The others were: levying new charges of vehicle miles traveled (VMT), greater use of tolls, more transfers from the general fund ("which I strongly oppose," he noted), and a revenue-raising option yet to be proposed by Congress.
1 - Because of Industrialization, cities were pretty attrocious places to live in the late 19th and early 20th centuries. Low pay, high pollution/squalor/poverty, and poor sanitation marked many cities American and otherwise.
2 - One solution was to move to the "countryside," aka areas immediately adjacent to cities and streetcars were the way to get to those new areas with "unlocked" real estate value for use intensification, ie new neighborhoods. These were primarily for the well-to-do, although some company towns were also constructed this way with workforce housing near the factory.

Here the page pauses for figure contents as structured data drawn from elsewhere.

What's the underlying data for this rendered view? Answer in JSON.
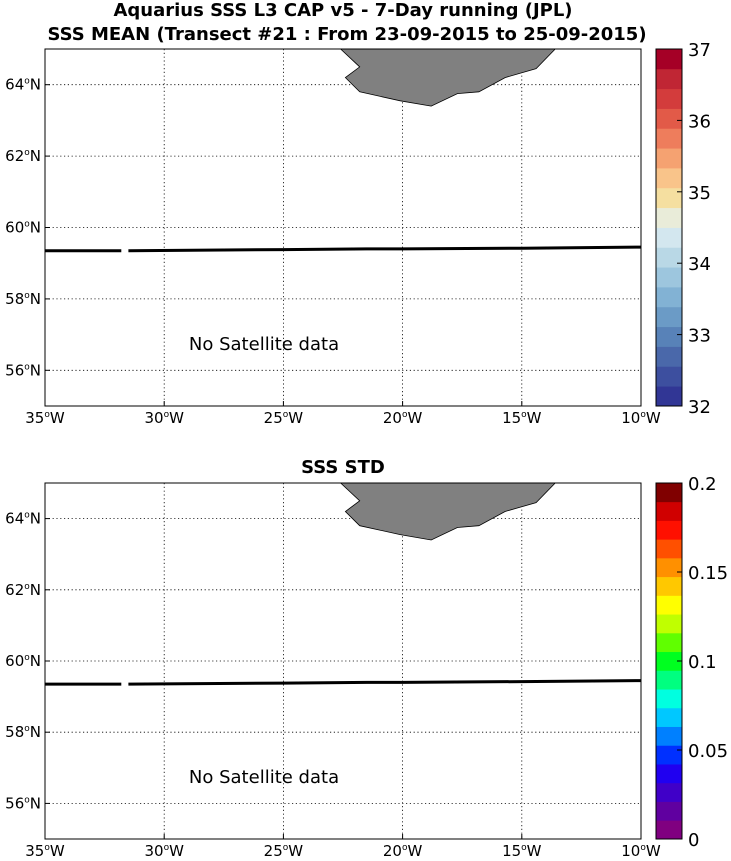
{
  "figure": {
    "title_line1": "Aquarius SSS L3 CAP v5 - 7-Day running (JPL)",
    "title_line2": "SSS MEAN (Transect #21 : From 23-09-2015 to 25-09-2015)"
  },
  "map_extent": {
    "lon": [
      -35,
      -10
    ],
    "lat": [
      55,
      65
    ]
  },
  "panels": [
    {
      "id": "mean",
      "title": "",
      "no_data_text": "No Satellite data",
      "x_tick_labels": [
        "35",
        "30",
        "25",
        "20",
        "15",
        "10"
      ],
      "x_tick_hemisphere": "W",
      "y_tick_labels": [
        "64",
        "62",
        "60",
        "58",
        "56"
      ],
      "y_tick_hemisphere": "N",
      "colorbar": {
        "min": 32,
        "max": 37,
        "tick_labels": [
          "32",
          "33",
          "34",
          "35",
          "36",
          "37"
        ],
        "colors": [
          "#313695",
          "#3d4f9f",
          "#4a68aa",
          "#5882b8",
          "#6b9bc6",
          "#82b2d4",
          "#9dc6de",
          "#b9d8e6",
          "#d3e7ef",
          "#e9ecd9",
          "#f5dfa0",
          "#f9c48a",
          "#f5a271",
          "#ee7d5c",
          "#e25a48",
          "#d33c3c",
          "#c02634",
          "#a50026"
        ]
      }
    },
    {
      "id": "std",
      "title": "SSS STD",
      "no_data_text": "No Satellite data",
      "x_tick_labels": [
        "35",
        "30",
        "25",
        "20",
        "15",
        "10"
      ],
      "x_tick_hemisphere": "W",
      "y_tick_labels": [
        "64",
        "62",
        "60",
        "58",
        "56"
      ],
      "y_tick_hemisphere": "N",
      "colorbar": {
        "min": 0,
        "max": 0.2,
        "tick_labels": [
          "0",
          "0.05",
          "0.1",
          "0.15",
          "0.2"
        ],
        "colors": [
          "#800080",
          "#6000a0",
          "#4000c8",
          "#2000f0",
          "#0030ff",
          "#0080ff",
          "#00c8ff",
          "#00ffe0",
          "#00ff80",
          "#00ff20",
          "#60ff00",
          "#c0ff00",
          "#ffff00",
          "#ffc800",
          "#ff9000",
          "#ff5000",
          "#ff1000",
          "#d00000",
          "#800000"
        ]
      }
    }
  ],
  "land_color": "#808080",
  "transect": {
    "lon": [
      -35,
      -31.8,
      -31.5,
      -25,
      -21.5,
      -20,
      -15,
      -10
    ],
    "lat": [
      59.35,
      59.35,
      59.35,
      59.38,
      59.4,
      59.4,
      59.42,
      59.45
    ],
    "gap_lon": [
      -31.8,
      -31.5
    ]
  },
  "iceland_outline": {
    "lon": [
      -23.9,
      -22.6,
      -21.8,
      -22.4,
      -21.8,
      -20.1,
      -18.8,
      -17.7,
      -16.8,
      -15.7,
      -14.4,
      -13.6,
      -23.9
    ],
    "lat": [
      65.0,
      65.0,
      64.5,
      64.2,
      63.8,
      63.55,
      63.4,
      63.75,
      63.8,
      64.2,
      64.45,
      65.0,
      65.0
    ]
  }
}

3 - Getting out of the city and land use policies in support became humane. Legal codifications were constructed unfortunately, without the adaptability to reflect changing conditions (for example Form-Based Code is intended to codify quantifiable urban "regularities" while allowing flexibility and adaptability of use/density). This is why you see cities like Miami adopt sweeping zoning changes like Miami 21 and NYC rezone 20% of its land in one year, the effort to catch land use regulations with modern times.
4 - Invention and implementation of mass production combined with a burgeoning form of transportation and its marketing promised new freedom of mobility with more affordable cars for the middle class to also get out of cities combined with mass production of single family housing (Levittowns, etc.). This did nothing to reduce the cost of the infrastructure and its eventual maintenance, which is paid for by taxes. While initial costs of transportation to the new found living arrangements were often factored into the housing, the long-term maintenance of the infrastructure was not, meaning it was essentially financed on credit.

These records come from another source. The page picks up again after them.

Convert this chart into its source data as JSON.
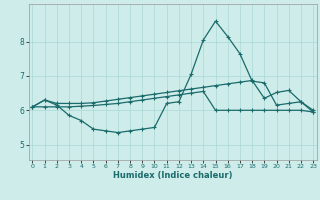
{
  "xlabel": "Humidex (Indice chaleur)",
  "bg_color": "#ceecea",
  "grid_color": "#a8d8d5",
  "line_color": "#1a6b6b",
  "x_ticks": [
    0,
    1,
    2,
    3,
    4,
    5,
    6,
    7,
    8,
    9,
    10,
    11,
    12,
    13,
    14,
    15,
    16,
    17,
    18,
    19,
    20,
    21,
    22,
    23
  ],
  "y_ticks": [
    5,
    6,
    7,
    8
  ],
  "ylim": [
    4.55,
    9.1
  ],
  "xlim": [
    -0.3,
    23.3
  ],
  "line1_y": [
    6.1,
    6.3,
    6.2,
    6.2,
    6.2,
    6.22,
    6.27,
    6.32,
    6.37,
    6.42,
    6.47,
    6.52,
    6.57,
    6.62,
    6.67,
    6.72,
    6.77,
    6.82,
    6.87,
    6.35,
    6.52,
    6.58,
    6.25,
    6.0
  ],
  "line2_y": [
    6.1,
    6.3,
    6.15,
    5.85,
    5.7,
    5.45,
    5.4,
    5.35,
    5.4,
    5.45,
    5.5,
    6.2,
    6.25,
    7.05,
    8.05,
    8.6,
    8.15,
    7.65,
    6.85,
    6.8,
    6.15,
    6.2,
    6.25,
    5.95
  ],
  "line3_y": [
    6.1,
    6.1,
    6.1,
    6.1,
    6.12,
    6.14,
    6.17,
    6.2,
    6.25,
    6.3,
    6.35,
    6.4,
    6.45,
    6.5,
    6.55,
    6.0,
    6.0,
    6.0,
    6.0,
    6.0,
    6.0,
    6.0,
    6.0,
    5.95
  ]
}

5 - Skip to today: diffused, low-density housing created for a dendritic road hierarchy which funnels traffic to primary arterials and highways. This by nature creates traffic, which is typically treated with the call for more supply. The more supply of lane-miles to reduce traffic however, is no longer backed by a booming housing market (or one that has actual demand driving it rather than funny money), meaning it has no one to finance it except the the same housing that created the problem.
This is a reality that every suburbanite must realize. For those who love their house, their neighborhood, and their commute and that is fine, two things: 1) your costs are going to go up (and this has nothing to do with fluctuations in oil/gas prices) because the lack of density can't support the infrastructure at the current per capita, and 2) if you are fiscally conservative, you should be encouraging higher-density walkable neighborhoods for others that may want it but there isn't the supply to meet the demand. Walkability often means more density and a more balanced housing market (in terms of density) which means less infrastructure per capita.
Promoting walkable urbanism is a more efficient allocation of commonwealth resources. Walkability is a tax cut.